In August this year Berlusconi upset the Italian bond markets when he challenged the continued use of the Euro by Italy and fixed exchange rates between members. ‘All the major countries, the United States, Britain, the Russian Federation, China and Japan have fought the financial crisis by printing money. It is what we should be doing as well,’ he told the newspaper Libero, pointing to the complete absence of inflation. He said ‘the idea of two currencies, one national for internal transactions and a common currency for international transactions, relates to a similar practice that we followed in the 1980s and 1990s with the Lira and the Ecu’.
He said that this second currency could serve as the variable ‘to restart consumption and demand, which are the fundamental levers for sustainable and lasting growth for the country’. He also claimed that the idea was compatible with the European treaties.
He concluded, clearly referring to himself, ‘obviously, we could only obtain this result, with the ability to negotiate that only a credible leader with considerable international experience and sound relations with our European partners can have.’
It is particularly ominous for the EU that these views come not from the extreme right or from some party outside the political mainstream but from a man who ruled Italy at the head of a main stream coalition for a total of nine years. Italy has already forced the European Union to bend the rules on bank rescues.
Berlusconi was triumphant at the result, attributing the success of the center-Right coalition to the appearances he made in Sicily prior to voting. But it is clear that immigration concerns played a part in the result in an island, which has seen hundreds of thousands of migrants and refugees rescued in the Mediterranean and brought to Sicily
The former Prime Minister was forced to resign in 2011 and replaced by the un-elected former adviser to Goldman Sachs Mario Monte, over his management of Italy’s debt crisis. He was also destabilized by revelations of risqué parties involving starlets at his homes in Milan and Sardinia.
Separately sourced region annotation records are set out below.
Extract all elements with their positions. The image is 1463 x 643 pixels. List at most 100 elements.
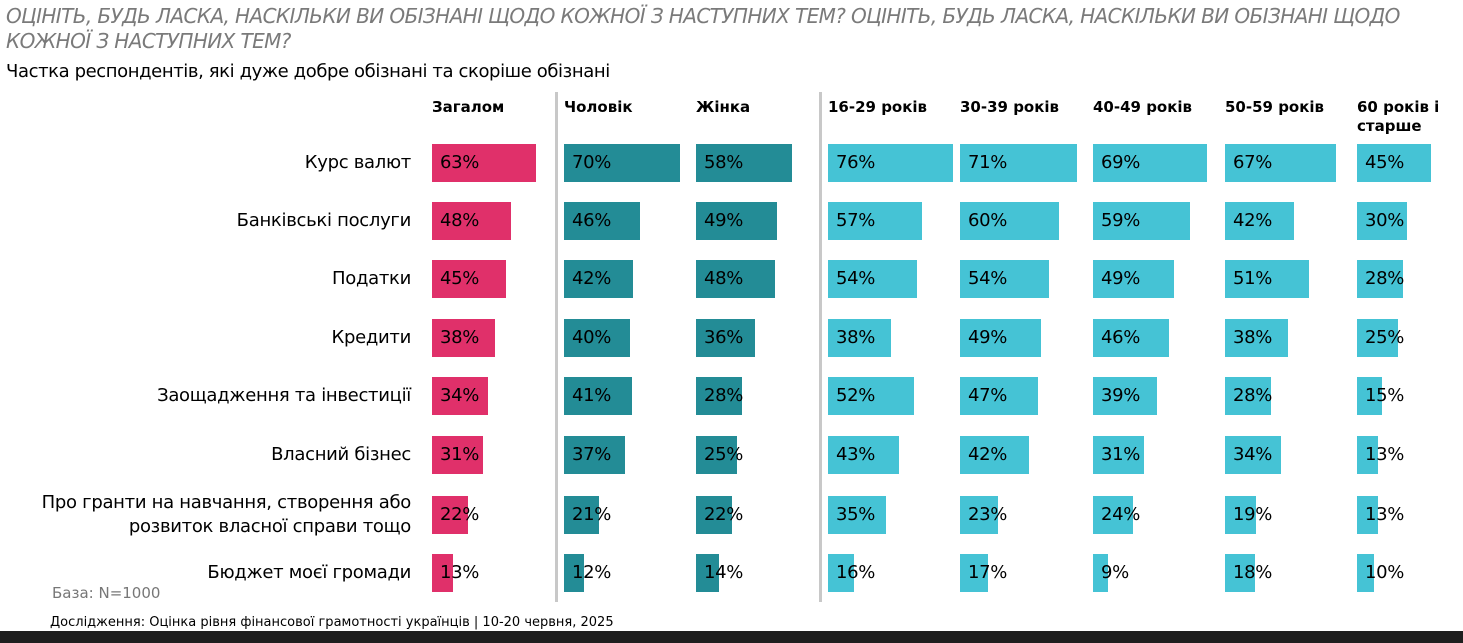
bar bbox=[1093, 319, 1169, 357]
data-label: 48% bbox=[704, 268, 744, 289]
data-label: 13% bbox=[1365, 444, 1405, 465]
data-label: 69% bbox=[1101, 152, 1141, 173]
bar bbox=[432, 554, 454, 592]
data-label: 21% bbox=[572, 504, 612, 525]
bar bbox=[564, 319, 630, 357]
column-header: Чоловік bbox=[564, 98, 633, 116]
column-header: 60 років і старше bbox=[1357, 98, 1440, 135]
data-label: 59% bbox=[1101, 210, 1141, 231]
bar bbox=[1093, 436, 1145, 474]
bar bbox=[432, 260, 507, 298]
category-label: Кредити bbox=[331, 327, 411, 348]
bar bbox=[828, 260, 918, 298]
bar bbox=[1357, 377, 1382, 415]
bar bbox=[828, 496, 886, 534]
data-label: 42% bbox=[572, 268, 612, 289]
bar bbox=[432, 436, 484, 474]
bar bbox=[1225, 436, 1282, 474]
chart-subtitle: Частка респондентів, які дуже добре обіз… bbox=[6, 61, 610, 82]
bar bbox=[1093, 144, 1207, 182]
data-label: 23% bbox=[968, 504, 1008, 525]
category-label: Курс валют bbox=[304, 152, 412, 173]
bar bbox=[564, 496, 599, 534]
bar bbox=[1225, 144, 1336, 182]
data-label: 30% bbox=[1365, 210, 1405, 231]
bar bbox=[1357, 554, 1374, 592]
bar bbox=[828, 144, 954, 182]
bar bbox=[1357, 436, 1379, 474]
column-header: Жінка bbox=[696, 98, 751, 116]
bar bbox=[1225, 202, 1295, 240]
data-label: 28% bbox=[1233, 385, 1273, 406]
bar bbox=[696, 554, 720, 592]
bar bbox=[960, 554, 989, 592]
data-label: 70% bbox=[572, 152, 612, 173]
data-label: 25% bbox=[704, 444, 744, 465]
category-label: Про гранти на навчання, створення або ро… bbox=[41, 492, 412, 537]
data-label: 58% bbox=[704, 152, 744, 173]
category-label: Заощадження та інвестиції bbox=[157, 385, 411, 406]
bar bbox=[564, 377, 632, 415]
bar bbox=[1225, 260, 1310, 298]
data-label: 31% bbox=[440, 444, 480, 465]
bar bbox=[1093, 260, 1174, 298]
bar bbox=[828, 377, 914, 415]
data-label: 10% bbox=[1365, 562, 1405, 583]
data-label: 19% bbox=[1233, 504, 1273, 525]
data-label: 14% bbox=[704, 562, 744, 583]
bar bbox=[1225, 554, 1255, 592]
data-label: 46% bbox=[572, 210, 612, 231]
data-label: 45% bbox=[1365, 152, 1405, 173]
bar bbox=[564, 260, 634, 298]
separator-gender bbox=[555, 92, 558, 602]
bar bbox=[960, 377, 1038, 415]
data-label: 35% bbox=[836, 504, 876, 525]
data-label: 18% bbox=[1233, 562, 1273, 583]
bar bbox=[432, 319, 495, 357]
column-header: 30-39 років bbox=[960, 98, 1060, 116]
bar bbox=[828, 319, 891, 357]
bottom-bar bbox=[0, 631, 1463, 643]
bar bbox=[960, 436, 1030, 474]
bar bbox=[1357, 144, 1432, 182]
data-label: 57% bbox=[836, 210, 876, 231]
bar bbox=[432, 377, 489, 415]
data-label: 67% bbox=[1233, 152, 1273, 173]
data-label: 63% bbox=[440, 152, 480, 173]
data-label: 12% bbox=[572, 562, 612, 583]
bar bbox=[960, 260, 1050, 298]
data-label: 31% bbox=[1101, 444, 1141, 465]
data-label: 52% bbox=[836, 385, 876, 406]
data-label: 13% bbox=[1365, 504, 1405, 525]
bar bbox=[564, 436, 626, 474]
data-label: 42% bbox=[1233, 210, 1273, 231]
bar bbox=[564, 554, 584, 592]
bar bbox=[564, 144, 680, 182]
bar bbox=[1225, 377, 1272, 415]
data-label: 25% bbox=[1365, 327, 1405, 348]
bar bbox=[1225, 319, 1288, 357]
bar bbox=[960, 202, 1059, 240]
bar bbox=[960, 144, 1078, 182]
bar bbox=[828, 436, 899, 474]
data-label: 71% bbox=[968, 152, 1008, 173]
data-label: 28% bbox=[704, 385, 744, 406]
bar bbox=[1093, 496, 1133, 534]
bar bbox=[696, 377, 743, 415]
category-label: Банківські послуги bbox=[236, 210, 412, 231]
data-label: 38% bbox=[1233, 327, 1273, 348]
data-label: 16% bbox=[836, 562, 876, 583]
bar bbox=[1093, 377, 1158, 415]
bar bbox=[960, 319, 1041, 357]
data-label: 40% bbox=[572, 327, 612, 348]
bar bbox=[696, 496, 733, 534]
data-label: 24% bbox=[1101, 504, 1141, 525]
column-header: 40-49 років bbox=[1093, 98, 1193, 116]
data-label: 46% bbox=[1101, 327, 1141, 348]
base-note: База: N=1000 bbox=[52, 584, 161, 602]
bar bbox=[564, 202, 640, 240]
data-label: 34% bbox=[1233, 444, 1273, 465]
question-title: ОЦІНІТЬ, БУДЬ ЛАСКА, НАСКІЛЬКИ ВИ ОБІЗНА… bbox=[6, 4, 1400, 53]
bar bbox=[696, 260, 776, 298]
bar bbox=[696, 202, 777, 240]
He was written off politically.
But he has shown remarkable endurance and, despite open heart surgery last year and all the scandals that marked his last term in office, the 81-year-old tycoon has once again catapulted himself back to the forefront of politics.
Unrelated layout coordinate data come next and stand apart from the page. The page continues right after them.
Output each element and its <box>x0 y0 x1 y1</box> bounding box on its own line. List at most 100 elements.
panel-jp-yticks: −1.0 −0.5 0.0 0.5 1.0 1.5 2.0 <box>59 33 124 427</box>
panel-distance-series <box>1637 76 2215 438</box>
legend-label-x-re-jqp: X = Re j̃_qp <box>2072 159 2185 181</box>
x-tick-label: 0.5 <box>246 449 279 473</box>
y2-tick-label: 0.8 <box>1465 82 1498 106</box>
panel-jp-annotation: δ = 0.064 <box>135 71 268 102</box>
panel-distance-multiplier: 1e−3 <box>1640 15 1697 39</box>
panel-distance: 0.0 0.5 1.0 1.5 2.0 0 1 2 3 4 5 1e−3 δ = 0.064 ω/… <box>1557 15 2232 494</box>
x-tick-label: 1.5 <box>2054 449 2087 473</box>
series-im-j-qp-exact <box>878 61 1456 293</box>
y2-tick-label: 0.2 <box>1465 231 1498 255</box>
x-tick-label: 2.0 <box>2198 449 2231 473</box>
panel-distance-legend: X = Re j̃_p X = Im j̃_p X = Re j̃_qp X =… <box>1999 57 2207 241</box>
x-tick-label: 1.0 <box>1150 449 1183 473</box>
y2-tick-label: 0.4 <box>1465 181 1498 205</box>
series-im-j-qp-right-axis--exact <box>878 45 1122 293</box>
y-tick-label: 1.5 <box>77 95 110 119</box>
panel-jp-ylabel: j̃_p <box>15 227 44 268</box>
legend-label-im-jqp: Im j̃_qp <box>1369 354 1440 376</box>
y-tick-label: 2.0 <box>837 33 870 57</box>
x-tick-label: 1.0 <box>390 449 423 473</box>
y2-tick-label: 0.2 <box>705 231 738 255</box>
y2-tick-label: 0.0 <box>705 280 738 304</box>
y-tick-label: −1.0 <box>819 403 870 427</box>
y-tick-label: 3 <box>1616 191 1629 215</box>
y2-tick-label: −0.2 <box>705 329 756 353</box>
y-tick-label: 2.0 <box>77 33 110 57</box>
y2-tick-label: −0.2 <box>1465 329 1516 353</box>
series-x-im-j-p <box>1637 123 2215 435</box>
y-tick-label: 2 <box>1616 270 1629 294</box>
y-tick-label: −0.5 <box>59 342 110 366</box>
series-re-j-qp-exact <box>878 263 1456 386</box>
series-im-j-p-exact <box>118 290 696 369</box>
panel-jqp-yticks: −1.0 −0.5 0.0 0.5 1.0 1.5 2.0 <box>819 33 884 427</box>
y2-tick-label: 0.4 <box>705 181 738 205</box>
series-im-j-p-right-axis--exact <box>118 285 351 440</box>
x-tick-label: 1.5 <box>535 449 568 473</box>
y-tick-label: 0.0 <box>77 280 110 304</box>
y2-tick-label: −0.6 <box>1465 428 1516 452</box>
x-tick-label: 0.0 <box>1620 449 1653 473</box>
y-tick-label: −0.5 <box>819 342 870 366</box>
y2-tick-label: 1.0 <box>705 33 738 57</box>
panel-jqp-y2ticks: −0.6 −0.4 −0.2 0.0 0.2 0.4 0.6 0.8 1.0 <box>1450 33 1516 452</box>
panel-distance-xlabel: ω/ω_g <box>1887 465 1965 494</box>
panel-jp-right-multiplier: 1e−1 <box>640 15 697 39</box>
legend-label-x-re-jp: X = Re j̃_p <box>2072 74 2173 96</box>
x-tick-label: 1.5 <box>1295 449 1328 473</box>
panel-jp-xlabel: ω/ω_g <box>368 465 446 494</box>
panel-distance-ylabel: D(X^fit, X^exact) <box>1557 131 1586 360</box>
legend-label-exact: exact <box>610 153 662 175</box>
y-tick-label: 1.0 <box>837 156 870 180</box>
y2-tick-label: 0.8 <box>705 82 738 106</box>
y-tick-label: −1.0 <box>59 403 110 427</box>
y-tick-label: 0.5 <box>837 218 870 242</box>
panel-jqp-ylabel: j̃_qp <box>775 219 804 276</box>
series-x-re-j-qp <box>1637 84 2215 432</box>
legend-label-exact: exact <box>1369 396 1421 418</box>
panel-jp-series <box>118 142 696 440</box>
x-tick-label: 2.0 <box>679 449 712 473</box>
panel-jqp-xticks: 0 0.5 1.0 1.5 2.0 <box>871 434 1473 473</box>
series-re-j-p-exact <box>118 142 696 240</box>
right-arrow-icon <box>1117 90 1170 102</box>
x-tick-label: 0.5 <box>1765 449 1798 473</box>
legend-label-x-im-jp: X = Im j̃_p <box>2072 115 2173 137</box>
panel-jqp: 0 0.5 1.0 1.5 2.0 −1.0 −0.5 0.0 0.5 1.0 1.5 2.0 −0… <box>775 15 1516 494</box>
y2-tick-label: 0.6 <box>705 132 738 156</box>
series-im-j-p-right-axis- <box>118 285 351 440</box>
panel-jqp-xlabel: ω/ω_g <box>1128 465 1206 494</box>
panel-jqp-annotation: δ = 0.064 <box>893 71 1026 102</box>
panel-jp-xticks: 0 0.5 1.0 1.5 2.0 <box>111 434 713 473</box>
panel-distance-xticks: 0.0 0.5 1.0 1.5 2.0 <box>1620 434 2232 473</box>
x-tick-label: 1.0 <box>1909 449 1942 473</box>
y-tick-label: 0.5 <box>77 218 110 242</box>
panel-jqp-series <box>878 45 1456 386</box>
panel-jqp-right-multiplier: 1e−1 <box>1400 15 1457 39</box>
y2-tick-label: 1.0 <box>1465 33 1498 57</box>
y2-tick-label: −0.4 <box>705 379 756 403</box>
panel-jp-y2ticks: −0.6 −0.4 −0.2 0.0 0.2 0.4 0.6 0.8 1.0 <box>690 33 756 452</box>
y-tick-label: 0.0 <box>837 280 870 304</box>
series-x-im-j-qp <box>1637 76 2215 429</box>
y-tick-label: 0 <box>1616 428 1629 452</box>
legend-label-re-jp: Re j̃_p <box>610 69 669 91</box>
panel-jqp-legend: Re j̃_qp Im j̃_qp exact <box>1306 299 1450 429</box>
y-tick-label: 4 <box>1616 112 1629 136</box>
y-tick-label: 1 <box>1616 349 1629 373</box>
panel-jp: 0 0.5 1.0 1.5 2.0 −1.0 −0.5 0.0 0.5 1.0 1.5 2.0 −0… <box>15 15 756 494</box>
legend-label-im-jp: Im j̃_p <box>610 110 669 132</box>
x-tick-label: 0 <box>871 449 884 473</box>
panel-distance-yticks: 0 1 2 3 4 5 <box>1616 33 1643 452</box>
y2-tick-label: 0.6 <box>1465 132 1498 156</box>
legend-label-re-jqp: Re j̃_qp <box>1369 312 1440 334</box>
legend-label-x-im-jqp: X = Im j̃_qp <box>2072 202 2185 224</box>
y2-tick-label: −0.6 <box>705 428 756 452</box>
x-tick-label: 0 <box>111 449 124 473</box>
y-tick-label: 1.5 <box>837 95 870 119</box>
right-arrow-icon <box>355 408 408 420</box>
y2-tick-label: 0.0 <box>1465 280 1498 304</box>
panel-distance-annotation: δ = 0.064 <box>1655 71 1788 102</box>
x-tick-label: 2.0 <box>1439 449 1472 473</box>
Giovanni Orsina, a political analyst and the author of a book on Berlusconi, said: ‘Berlusconi is back in the game, despite being 81 years old. The center-Right have shown that if they can find good candidates, they are competitive.’
It is unlikely, however, that Berlusconi will be Prime Minister again. He is banned from office due to a 2013 tax fraud conviction, although he has appealed to the European Court of Human Rights to overturn the ruling. A verdict in the case is unlikely to come before the election, which could be held as early as March. Even so, the ban will not stop him having a major influence over the man or woman who does become Prime Minister.
The result in Sicily has brought nearer the day when the Euro will have to be radically reconstructed and in exactly the opposite way to that sought by French President Emmanuel Macron, who seeks a united Eurozone government.